Untuk benar-benar bebas, haruskah manusia bertindak sewenang-wenang? Jika suatu peristiwa tidak terjadi, mungkinkah itu terjadi? Karena ada kejahatan, dan Tuhan bisa menciptakan dunia tanpa kejahatan, apakah Tuhan gagal memilih jalan yang terbaik? Bergulat dengan teka-teki sederhana-namun tetap menarik, Leibniz mampu menyajikan secara menarik teori-teori barunya tentang yang nyata dan yang fenomenal, kehendak bebas dan determinisme, dan hubungan antara pikiran dan tubuh.
Theodici adalah satu-satunya karya sepanjang buku Leibniz yang diterbitkan dalam masa hidupnya, dan selama bertahun-tahun karya yang membuatnya dikenal dunia.

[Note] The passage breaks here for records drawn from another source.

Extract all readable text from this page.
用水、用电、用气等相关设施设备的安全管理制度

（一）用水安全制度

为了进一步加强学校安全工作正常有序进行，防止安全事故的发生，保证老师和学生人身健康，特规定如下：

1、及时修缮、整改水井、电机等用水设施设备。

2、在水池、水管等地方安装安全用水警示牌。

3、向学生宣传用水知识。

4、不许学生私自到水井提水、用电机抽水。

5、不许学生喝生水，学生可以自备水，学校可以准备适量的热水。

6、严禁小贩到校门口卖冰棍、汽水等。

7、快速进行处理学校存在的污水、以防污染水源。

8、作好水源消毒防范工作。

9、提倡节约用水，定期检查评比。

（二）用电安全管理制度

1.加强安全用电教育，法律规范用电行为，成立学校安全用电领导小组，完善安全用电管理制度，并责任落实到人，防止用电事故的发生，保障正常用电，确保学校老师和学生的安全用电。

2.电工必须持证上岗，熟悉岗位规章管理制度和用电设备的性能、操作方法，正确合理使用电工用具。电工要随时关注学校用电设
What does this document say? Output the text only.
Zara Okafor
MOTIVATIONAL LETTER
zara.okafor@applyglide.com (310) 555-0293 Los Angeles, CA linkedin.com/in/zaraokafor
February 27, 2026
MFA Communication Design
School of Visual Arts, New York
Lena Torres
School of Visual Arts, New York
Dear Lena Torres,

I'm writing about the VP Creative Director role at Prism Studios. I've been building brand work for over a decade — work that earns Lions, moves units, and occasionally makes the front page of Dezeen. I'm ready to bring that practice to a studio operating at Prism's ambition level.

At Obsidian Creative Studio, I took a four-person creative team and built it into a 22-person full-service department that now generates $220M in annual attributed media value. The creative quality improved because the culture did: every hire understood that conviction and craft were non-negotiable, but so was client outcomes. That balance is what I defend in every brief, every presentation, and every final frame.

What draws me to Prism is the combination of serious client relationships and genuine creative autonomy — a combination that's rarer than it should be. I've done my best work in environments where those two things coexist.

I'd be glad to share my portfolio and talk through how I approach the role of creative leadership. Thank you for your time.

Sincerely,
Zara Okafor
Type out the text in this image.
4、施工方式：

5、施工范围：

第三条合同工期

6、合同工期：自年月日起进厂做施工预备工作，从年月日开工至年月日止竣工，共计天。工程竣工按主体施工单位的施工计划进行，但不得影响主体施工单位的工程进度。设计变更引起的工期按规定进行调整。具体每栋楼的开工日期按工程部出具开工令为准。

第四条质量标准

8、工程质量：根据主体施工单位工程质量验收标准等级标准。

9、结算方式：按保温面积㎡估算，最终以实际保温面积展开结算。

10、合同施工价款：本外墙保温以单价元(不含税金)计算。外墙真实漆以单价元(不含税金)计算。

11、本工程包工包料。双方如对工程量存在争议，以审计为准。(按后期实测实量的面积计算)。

Sepenuhnya di rumah dengan kemajuan ilmiah terbaru, Leibniz akhirnya menolak filosofi atomistik baru Descartes, Gassendi, dan Hobbes, dan memanfaatkan kosmologi lama skolastik Aristotelian.Â
Tidak boleh ada konflik, katanya antara iman dan akal, kebebasan dan kebutuhan, hukum alam dan ilahi. Dengan cerdik mempertahankan postulatnya tentang harmoni yang telah ditetapkan sebelumnya, Leibniz membuat kemajuan penting dalam analisis konsep yang tepat.
 Teodisi Leibniz mendamaikan keberadaan kejahatan dan kesempurnaan alam semesta. Secara etimologis berarti "keadilan Tuhan" (dari bahasa Yunani theos, "Tuhan", dan dike, "keadilan"), lebih tepatnya merupakan wacana yang bertujuan untuk membenarkan kebaikan Tuhan. Filsuf memang menunjukkan dalam Theodici Essays-nya  pencipta harus dibebaskan dari kejahatan yang terjadi di dunia.
Gottfried Wilhelm Leibniz adalah seorang polymath Jerman yang aktif sebagai matematikawan, filsuf, ilmuwan, dan diplomat. Dia adalah salah satu tokoh paling menonjol dalam sejarah filsafat dan sejarah matematika. Dia menulis karya tentang filsafat, teologi, etika, politik, hukum, sejarah, dan filologi.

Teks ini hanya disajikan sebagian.